L’AIFA che, in base al Decreto legislativo 219/2006, gestisce il sistema nazionale di farmacovigilanza, in considerazione delle raccomandazioni europee sull’argomento, ha predisposto un Piano Nazionale di Farmacovigilanza per il monitoraggio della sicurezza dei vaccini pandemici e degli antivirali in corso di pandemia influenzale (vedi pag. 181). Esso presuppone una stretta integrazione tra strutture di prevenzione e strutture di farmacovigilanza e richiede la partecipazione di vari operatori che, con differenti ruoli e responsabilità, dovranno essere adeguatamente formati e costantemente informati.
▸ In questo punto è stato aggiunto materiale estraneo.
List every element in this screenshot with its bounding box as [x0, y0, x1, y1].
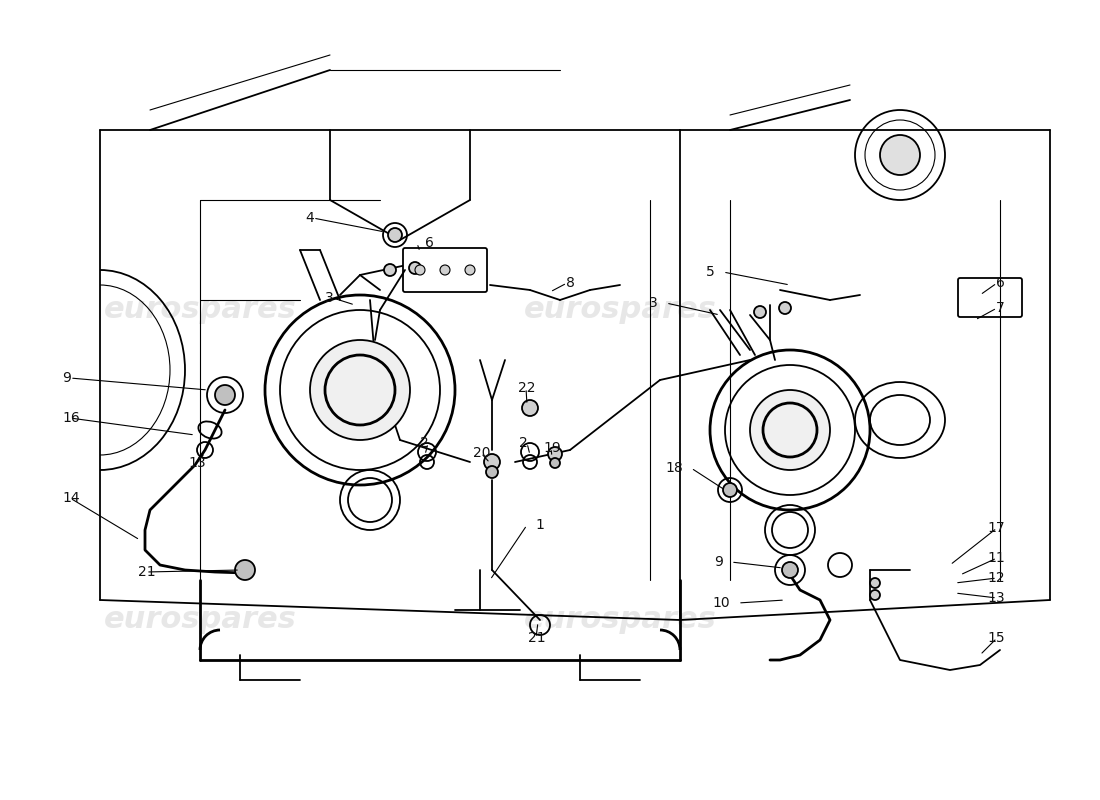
Circle shape — [750, 390, 830, 470]
Text: 14: 14 — [62, 491, 79, 505]
Circle shape — [522, 400, 538, 416]
Circle shape — [779, 302, 791, 314]
Circle shape — [782, 562, 797, 578]
Text: 6: 6 — [425, 236, 433, 250]
Text: eurospares: eurospares — [524, 295, 716, 325]
Text: 3: 3 — [649, 296, 658, 310]
Circle shape — [409, 262, 421, 274]
Text: 16: 16 — [62, 411, 79, 425]
Text: 22: 22 — [518, 381, 536, 395]
Text: 12: 12 — [988, 571, 1005, 585]
Text: 10: 10 — [713, 596, 730, 610]
Circle shape — [235, 560, 255, 580]
Text: eurospares: eurospares — [103, 606, 296, 634]
Circle shape — [310, 340, 410, 440]
Text: 21: 21 — [528, 631, 546, 645]
Circle shape — [465, 265, 475, 275]
Circle shape — [415, 265, 425, 275]
Text: 7: 7 — [997, 301, 1005, 315]
Circle shape — [754, 306, 766, 318]
Text: 18: 18 — [666, 461, 683, 475]
FancyBboxPatch shape — [958, 278, 1022, 317]
Text: 19: 19 — [543, 441, 561, 455]
Circle shape — [870, 590, 880, 600]
Text: 21: 21 — [138, 565, 155, 579]
Circle shape — [550, 458, 560, 468]
Text: 1: 1 — [535, 518, 543, 532]
Text: eurospares: eurospares — [103, 295, 296, 325]
Text: 13: 13 — [988, 591, 1005, 605]
Text: 11: 11 — [988, 551, 1005, 565]
Text: 17: 17 — [988, 521, 1005, 535]
Text: 15: 15 — [988, 631, 1005, 645]
Text: 6: 6 — [997, 276, 1005, 290]
Circle shape — [214, 385, 235, 405]
Circle shape — [384, 264, 396, 276]
Circle shape — [484, 454, 500, 470]
Circle shape — [440, 265, 450, 275]
Text: 20: 20 — [473, 446, 491, 460]
Text: 2: 2 — [519, 436, 528, 450]
Text: 3: 3 — [324, 291, 333, 305]
Circle shape — [388, 228, 401, 242]
Circle shape — [880, 135, 920, 175]
Text: eurospares: eurospares — [524, 606, 716, 634]
Text: 2: 2 — [420, 436, 429, 450]
FancyBboxPatch shape — [403, 248, 487, 292]
Text: 5: 5 — [706, 265, 715, 279]
Text: 4: 4 — [305, 211, 314, 225]
Text: 8: 8 — [566, 276, 575, 290]
Text: 9: 9 — [714, 555, 723, 569]
Circle shape — [548, 447, 562, 461]
Text: 9: 9 — [62, 371, 70, 385]
Text: 13: 13 — [188, 456, 206, 470]
Circle shape — [723, 483, 737, 497]
Circle shape — [486, 466, 498, 478]
Circle shape — [870, 578, 880, 588]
Per la realizzazione delle attività di farmacovigilanza a livello nazionale l’AIFA si avvale della Rete Nazionale di Farmacovigilanza, che collega tra loro e con l’AIFA stessa le strutture sanitarie, le Regioni, i Centri Regionali di Farmacovigilanza e le aziende sanitarie. L’accesso alla rete è riservato ad utenti abilitati, nello specifico i Responsabili di Farmacovigilanza delle ASL, delle Aziende Ospedaliere e degli Istituti di Ricovero e Cura a Carattere Scientifico, che ricevono le segnalazioni dagli operatori sanitari e provvedono alla codifica dei dati e al loro inserimento nel database nazionale.